GETTING THROUGH THE"DOG DAYS" OF SUMMER

 

A mid-summer's nightmare.  It's early one beautiful summer morning.  Ahh...the sweet smell from the garden, the gentle warm breeze, the birds softly announcing another day, an occasional panting dog...suddenly overshadowed by your children arguing and fighting!

 

 And why not?  They are bored.  Life is tough.  It doesn't take long for children out of the highly structured school environment to become bored.

 

"Billy!  Leave the t.v. alone, I'm watchng that!"

 

"But you're always watching t.v.  I want to play a video game!"

 

"Mom!"...

 

Parents would love their children to play happily together all the time.  After all, there's no school.  But for occasional chores, there are no major stressors for twelve weeks.  Children-- and productive and creative thinking-- are on a

long vacation; nothing ahead but sunny days and blue skies…and boredom, which leads to fighting. 

 

So naturally, it's the parent's job to fix that.  One might think with all the summer has to offer a child, how  could he or she become bored?  But "child" cannot live on swimming and ice cream alone!  So, there's picking on each other.  Not coincidentally, siblings who fight also force parents to pay attention to them. 

 

Each child loves and depends upon a parent for nurturance, guidance, acceptance.  As such, he constantly strives to gain the favor of that parent.          Sharing toys and household space is hard enough for children.  Sharing the favor of one you love and respect-- a parent—is much harder.  Hence, sibling rivalry.

That's right.  Very often, no matter what they seem to be fighting about, it's you!  They are the contestants and you are the prize.  Think not?  Leave the house and watch how quickly they work things out.

 

"I can't leave them alone-- they'll kill each other!  Besides I'm a mother, being the sheriff is my job."

 

As a parent, it's perfectly natural for you, loving your children, to want those children to love each other and be best friends all the time.  After all, didn't you plan it that way?  You even discussed it with your spouse, remember?

 

"Honey, we are going to have more children who will love each other and be best friends all the time."

 

Yet, although we can encourage siblings to play happily and show love some- time, we cannot legislate their feelings.  They typically have very strong positive and negative feelings toward each other.  At times a parent can help a child understand and even alter negative feelings  toward a sibling.  An essential aspect of this process is gaining the respect and trust of the child, which can be accomplished by accepting-- not ridiculing or punishing-- feelings toward the other sibling.

 

In short, the fact that your children are not loving playmates all the time and, in fact, fight frequently, is quite normal. However, despite their rivalry there are some strategies you can try to prevent them from razing your home by summer's end.           

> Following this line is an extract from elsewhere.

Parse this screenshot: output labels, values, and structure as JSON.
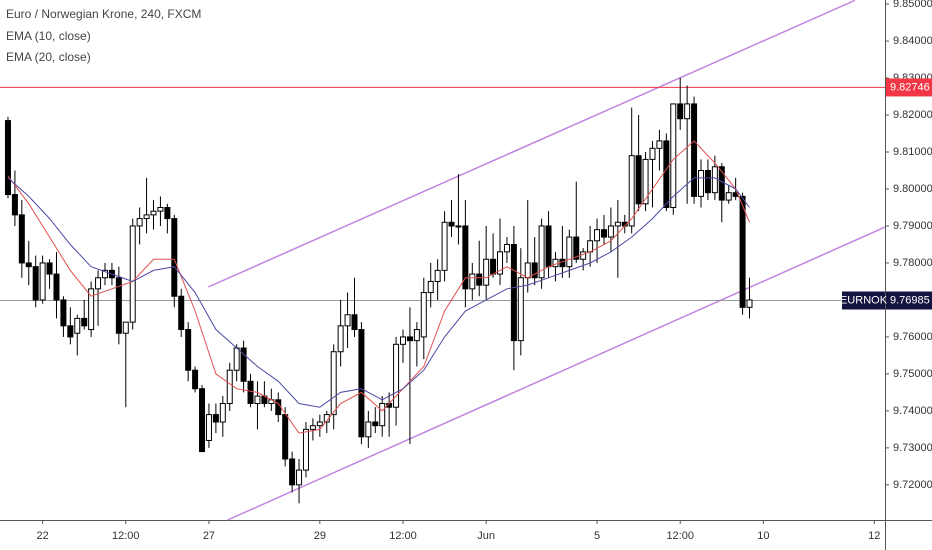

·         1- If you insist on being the sheriff, make the children deputies and let them police themselves.  Remember, in effect, you are the prize for which they are fighting.  Thus, your attention is highly reinforcing and will likely increase the number and types of disagreements.  In contrast, many sibling squabbles resolve themselves more quickly  without parental involvement.  In other words, by ignoring !

·         2- Enforcing rules implies their existence.  You need to create,

             then enforce rules that promote safety.  You might call this,

            "management by objectives."  By clearly stating the conditions

             under which you will intervene, then doing so if necessary, you

             are creating parameters for children to resolve their own dis-

             putes.  For example, "You guys don't have to always like each

             other, and may choose to argue, but fist-fighting or throwing

             of any objects will be met with severe punishment!  Does anyone

             have a question?"

 

Typically, parents operate through what might be termed "management by crisis."  Rather than creating and enforcing rules that are clearly understood ahead of time, upon hearing a disagreement, they will suddenly burst in and ask the one question that produces no useful solution (but inadvertently enhances the argument):

 

"All right!  Who started it?"

 

(What child in the history of mankind ever answered this question honestly?)

 

"He did!!!"  (In unison).  This also increases parental gastrointestinal distress.

 

In contrast, a house-rule is a "cue" that certain behavior will lead to a conse-quence.  It also indicates what behavior is acceptable.  Furthermore, it promotes the parent as a legitimate enforcer, fair, but capable of intervening in a meaningful way.